For the 32-port 100GbE in 1 RU mentioned earlier, the AEC 4x 100G breakouts enable data center operators to quadruple port density to up to 128 port 100GbE in 1 RU space. This achieves high density 100G by interconnecting 400G switch ports to 100G QSFP28 ports.
AEC breakouts are available up to 5 meters long. This length will cover the distance range for intra cabinet/rack connections in data centers.
Besides 4x 100G breakouts, AECs are also available in 400G QSFP-DD to QSFP-DD straight AECs. These cables are up to 7 meters and are suitable for interconnecting 400GbE ports within a rack or across adjacent racks.
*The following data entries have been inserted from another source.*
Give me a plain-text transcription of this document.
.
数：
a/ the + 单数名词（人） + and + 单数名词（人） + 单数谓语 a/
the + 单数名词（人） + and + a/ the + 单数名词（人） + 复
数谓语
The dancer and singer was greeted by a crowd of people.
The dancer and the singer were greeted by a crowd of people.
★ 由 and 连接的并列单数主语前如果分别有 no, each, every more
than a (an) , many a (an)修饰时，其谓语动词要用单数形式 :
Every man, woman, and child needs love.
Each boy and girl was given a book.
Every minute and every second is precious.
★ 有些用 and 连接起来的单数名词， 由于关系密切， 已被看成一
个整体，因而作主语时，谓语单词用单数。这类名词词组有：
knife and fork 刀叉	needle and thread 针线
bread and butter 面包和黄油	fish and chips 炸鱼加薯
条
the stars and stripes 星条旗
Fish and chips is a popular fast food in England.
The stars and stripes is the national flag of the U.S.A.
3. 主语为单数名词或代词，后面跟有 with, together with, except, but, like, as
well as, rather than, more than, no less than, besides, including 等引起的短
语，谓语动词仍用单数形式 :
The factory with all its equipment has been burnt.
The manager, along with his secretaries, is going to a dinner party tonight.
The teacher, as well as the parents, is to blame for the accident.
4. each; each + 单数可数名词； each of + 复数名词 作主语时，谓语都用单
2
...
This illustrates QSFP-DD 400G straight AECs with other comparable 400G technologies in terms of relative cost and reach:
Per my calculations, 400G QSFP-DD AECs may consume 30% less power than 400G QSFP-DD AOCs with the same length. From a data center perspective, less power is always preferred.
AECs can help you achieve high port 100G density and beyond in your data center.